Triage nurse acts swiftly to detect SARS
Screening prevents exposure in hospital
When the elderly woman walked into the newly designed emergency department (ED) at Saint Joseph’s Hospital in Atlanta, she went directly to the registration desk. A triage nurse greeted her, learned that she had a cough and difficulty breathing, and asked the telltale question: Have you traveled to Asia in the past 10 days?
The answer: Yes. [The Centers for Disease Control and Prevention (CDC) has since added Toronto to that question.]
Suspecting a case of severe acute respiratory syndrome (SARS), the nurse immediately placed a surgical mask on the 83-year-old patient and her daughter, who had accompanied her to the hospital — and on the trip to Hong Kong and China. The woman was taken swiftly to a negative pressure isolation room in the ED.
Because of her quick action, the triage nurse was the only person in the hospital who had unprotected exposure to the patient. And even that exposure was limited, only lasting about 10 minutes.
"I really am proud of how the whole hospital responded," says infection control specialist Janet Keen, RN, MS, CIC, who had posted information in the ED and conducted education.
"There wasn’t anything magical about it," says Robert Capparell, MD, chair of the infection control committee and hospital epidemiologist. "It was something they had been trained to look for."
Once the patient was in isolation, health care workers entering the room wore gowns, gloves, masks, booties, head covers, and eye protection. The patient was taken to the intensive care unit. She recovered fully and was discharged after about a week.

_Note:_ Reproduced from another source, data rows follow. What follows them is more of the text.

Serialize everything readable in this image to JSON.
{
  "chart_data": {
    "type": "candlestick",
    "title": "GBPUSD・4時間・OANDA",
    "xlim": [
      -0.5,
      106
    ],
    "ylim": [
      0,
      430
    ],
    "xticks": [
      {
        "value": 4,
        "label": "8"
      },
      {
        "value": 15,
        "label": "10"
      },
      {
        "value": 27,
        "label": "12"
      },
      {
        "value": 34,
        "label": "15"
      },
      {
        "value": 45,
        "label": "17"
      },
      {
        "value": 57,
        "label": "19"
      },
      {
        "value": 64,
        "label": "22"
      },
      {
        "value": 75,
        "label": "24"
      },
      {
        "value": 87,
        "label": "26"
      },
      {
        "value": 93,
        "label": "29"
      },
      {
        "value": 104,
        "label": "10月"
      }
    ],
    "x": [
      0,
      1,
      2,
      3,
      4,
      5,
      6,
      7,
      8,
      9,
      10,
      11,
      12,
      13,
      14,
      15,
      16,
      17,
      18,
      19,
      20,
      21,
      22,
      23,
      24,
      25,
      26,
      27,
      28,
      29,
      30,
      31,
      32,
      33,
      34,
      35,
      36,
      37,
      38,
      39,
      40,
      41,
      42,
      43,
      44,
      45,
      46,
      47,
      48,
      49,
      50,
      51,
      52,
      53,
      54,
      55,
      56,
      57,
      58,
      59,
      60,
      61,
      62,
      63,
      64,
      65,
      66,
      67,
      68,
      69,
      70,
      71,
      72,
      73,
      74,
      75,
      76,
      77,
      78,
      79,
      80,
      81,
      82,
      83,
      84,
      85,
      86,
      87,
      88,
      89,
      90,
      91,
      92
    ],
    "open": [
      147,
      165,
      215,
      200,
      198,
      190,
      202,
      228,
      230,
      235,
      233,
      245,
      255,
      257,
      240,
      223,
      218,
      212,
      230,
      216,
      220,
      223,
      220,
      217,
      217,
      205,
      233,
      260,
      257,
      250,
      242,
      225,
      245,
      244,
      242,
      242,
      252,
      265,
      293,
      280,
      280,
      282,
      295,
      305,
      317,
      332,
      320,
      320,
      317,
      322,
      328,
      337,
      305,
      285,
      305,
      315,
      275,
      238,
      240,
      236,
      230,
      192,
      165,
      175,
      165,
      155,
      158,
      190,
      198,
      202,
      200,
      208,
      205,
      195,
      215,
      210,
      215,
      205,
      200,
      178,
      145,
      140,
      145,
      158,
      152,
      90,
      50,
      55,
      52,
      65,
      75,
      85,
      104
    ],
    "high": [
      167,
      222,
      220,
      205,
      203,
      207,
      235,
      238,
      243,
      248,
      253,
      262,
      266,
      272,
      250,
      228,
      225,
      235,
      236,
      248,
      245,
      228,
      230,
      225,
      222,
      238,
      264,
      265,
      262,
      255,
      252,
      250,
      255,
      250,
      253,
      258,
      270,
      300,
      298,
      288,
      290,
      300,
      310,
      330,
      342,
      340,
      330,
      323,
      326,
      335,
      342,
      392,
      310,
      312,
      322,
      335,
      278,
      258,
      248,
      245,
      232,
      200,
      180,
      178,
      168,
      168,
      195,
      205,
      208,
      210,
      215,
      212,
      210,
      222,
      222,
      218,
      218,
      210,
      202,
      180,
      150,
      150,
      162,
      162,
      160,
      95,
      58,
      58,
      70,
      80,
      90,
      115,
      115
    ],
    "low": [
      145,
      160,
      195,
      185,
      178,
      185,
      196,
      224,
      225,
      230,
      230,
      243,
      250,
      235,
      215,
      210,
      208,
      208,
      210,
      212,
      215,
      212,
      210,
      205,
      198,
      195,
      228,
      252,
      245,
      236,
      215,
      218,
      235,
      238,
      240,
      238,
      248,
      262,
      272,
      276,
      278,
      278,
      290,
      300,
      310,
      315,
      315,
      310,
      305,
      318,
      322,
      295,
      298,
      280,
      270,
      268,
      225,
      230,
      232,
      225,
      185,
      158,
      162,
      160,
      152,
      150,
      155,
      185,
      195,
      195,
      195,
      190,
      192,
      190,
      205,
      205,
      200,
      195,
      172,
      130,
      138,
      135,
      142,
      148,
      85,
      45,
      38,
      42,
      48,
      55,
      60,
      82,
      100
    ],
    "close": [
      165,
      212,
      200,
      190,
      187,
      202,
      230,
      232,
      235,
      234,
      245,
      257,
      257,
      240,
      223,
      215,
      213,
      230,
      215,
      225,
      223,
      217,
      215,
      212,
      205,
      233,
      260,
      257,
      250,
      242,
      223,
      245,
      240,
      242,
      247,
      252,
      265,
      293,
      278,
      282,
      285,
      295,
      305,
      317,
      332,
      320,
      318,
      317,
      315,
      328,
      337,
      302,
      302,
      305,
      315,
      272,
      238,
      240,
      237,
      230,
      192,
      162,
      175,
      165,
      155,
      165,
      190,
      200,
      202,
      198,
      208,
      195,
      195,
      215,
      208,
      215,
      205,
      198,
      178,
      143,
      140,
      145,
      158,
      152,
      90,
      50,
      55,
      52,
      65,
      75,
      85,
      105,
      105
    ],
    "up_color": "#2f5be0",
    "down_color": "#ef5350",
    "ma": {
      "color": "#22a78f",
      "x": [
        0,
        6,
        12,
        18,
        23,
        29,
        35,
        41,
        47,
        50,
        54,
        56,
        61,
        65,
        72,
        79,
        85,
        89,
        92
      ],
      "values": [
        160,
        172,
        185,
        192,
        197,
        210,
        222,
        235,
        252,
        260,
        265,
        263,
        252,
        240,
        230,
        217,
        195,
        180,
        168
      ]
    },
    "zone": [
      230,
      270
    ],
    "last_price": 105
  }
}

The triage nurse took a 10-day leave of absence, the quarantine period for this disease. In this case, the CDC did not recommend quarantine, but the hospital decided to take an extra precaution, says Capparell. "Because it’s new and we don’t know all the ways it’s spread, we felt it was best we take her out of the triage position and have her sit out the incubation period."
The nurse did not develop any symptoms and returned to work. The patient’s daughter also did not develop symptoms.
In addition to the importance of training, this episode demonstrates the value of incorporating infection control into hospital design, notes Keen. For example, the ED uses nonrecirculated air, she says.
Keen also had prepared as soon as she learned of the emergence of SARS. She ordered extra respirators and checked on other supplies. "It had been my experience in the past that we could run out of isolation materials," she says. "I could see that it was spreading rapidly in some areas. I didn’t know if it would spread rapidly in the United States or not, but I wanted to be prepared."
Meanwhile, education about SARS continues to be important to reduce concern among health care workers, says Capparell. "We certainly don’t need the fear factor interfering with anything we do," he says. "Our job is to make sure people are educated and not fearful."